Special Political and Decolonization Committee (SPECPOL)
Chairs: Ruth Park, Grace Huang, and Sophia Spiegel
Mitigating and Treating the Effects of Atomic Radiation
In recent years, SPECPOL has increased its attention on atomic radiation, its negative effects, and the drafting of international legislation for countries with a history of atomic radiation, or with the capability to create it. For example, in October of 2015, SPECPOL approved a draft resolution to support the Scientific Committee on the Effects of Atomic Radiation in conducting its programme of work of scientific review and assessment, in particular its next Global Survey of Medical Radiation Usage and Exposures and its assessments of levels of ionizing radiation exposure from electrical energy production. As a committee that advises the General Assembly about atomic radiation and fallout, and its effects as well as its controls, SPECPOL is in need of a consensus on how to deal with the threat of nuclear weapons and both existing and future atomic radiation. It is the job of the delegates to see this through to fruition, and to bring forth specifics on the issue at hand.

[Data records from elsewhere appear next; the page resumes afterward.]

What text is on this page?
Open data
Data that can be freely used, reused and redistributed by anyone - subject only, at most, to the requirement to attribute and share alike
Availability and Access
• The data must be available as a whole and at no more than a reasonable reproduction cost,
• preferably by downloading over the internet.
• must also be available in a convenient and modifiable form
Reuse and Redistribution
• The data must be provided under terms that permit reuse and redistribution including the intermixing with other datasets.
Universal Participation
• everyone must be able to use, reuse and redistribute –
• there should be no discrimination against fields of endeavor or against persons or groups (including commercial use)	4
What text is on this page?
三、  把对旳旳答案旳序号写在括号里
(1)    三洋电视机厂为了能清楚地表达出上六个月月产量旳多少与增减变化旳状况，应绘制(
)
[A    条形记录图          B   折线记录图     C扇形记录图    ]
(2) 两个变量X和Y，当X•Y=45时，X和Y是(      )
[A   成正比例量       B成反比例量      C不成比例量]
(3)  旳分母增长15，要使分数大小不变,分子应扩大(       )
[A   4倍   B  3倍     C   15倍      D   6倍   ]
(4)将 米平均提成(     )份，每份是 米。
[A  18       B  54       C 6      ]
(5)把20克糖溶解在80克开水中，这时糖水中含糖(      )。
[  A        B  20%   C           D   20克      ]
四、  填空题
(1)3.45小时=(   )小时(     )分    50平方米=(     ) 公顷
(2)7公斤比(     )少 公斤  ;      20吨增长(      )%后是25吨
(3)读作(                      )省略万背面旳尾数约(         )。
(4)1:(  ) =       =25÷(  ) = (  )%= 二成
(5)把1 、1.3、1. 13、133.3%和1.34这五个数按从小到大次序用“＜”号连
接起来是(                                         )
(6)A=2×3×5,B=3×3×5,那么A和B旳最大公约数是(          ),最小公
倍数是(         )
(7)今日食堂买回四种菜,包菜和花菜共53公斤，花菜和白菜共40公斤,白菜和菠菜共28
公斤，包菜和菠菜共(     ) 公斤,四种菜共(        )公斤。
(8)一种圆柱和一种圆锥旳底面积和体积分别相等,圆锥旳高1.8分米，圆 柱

Accountability of Peacekeeping Operations
One of the most important tools that the United Nations can utilize are peacekeeping missions to uphold its basic principles, maintain the peace and security of citizens of the world and restore stability in countries going through tumultuous times. However, one issue that has risen in recent years is not the failure of these missions, but rather the allegations of misconduct from specific peacekeepers during their missions. For example, earlier in 2015, there were a string of accusations against peacekeepers stationed in the Central African Republic and Mali for sexual abuse, including several accusations involving children. Peacekeepers must be accountable for their actions as any signs of misconduct undermine the reputation and credibility of the UN in addition to jeopardizing key missions to a country's reestablishment. SPECPOL will debate the role that peacekeepers will play in the future, and whether to reform or change or keep the current Mandate on peacekeeping missions.
Rights of Indigenous Peoples in South America
Latin American indigenous populations possess strong attachments to their traditional territories located in rural areas. However, new intergovernmental trade agreements with the economic powers of more developed countries facilitate the dispossession of indigenous land and resources. The increasing investment capacity of national governments and other businesses is directed towards the economic control of vast areas traditionally and previously owned by indigenous peoples. While some countries in the region have ratified Convention 169 of the ILO, Latin America has seen very little effective application of some of the measures. It is the job of SPECPOL to ensure that the rights of the indigenous are upheld, and to suggest specific mechanisms to ensure their protection.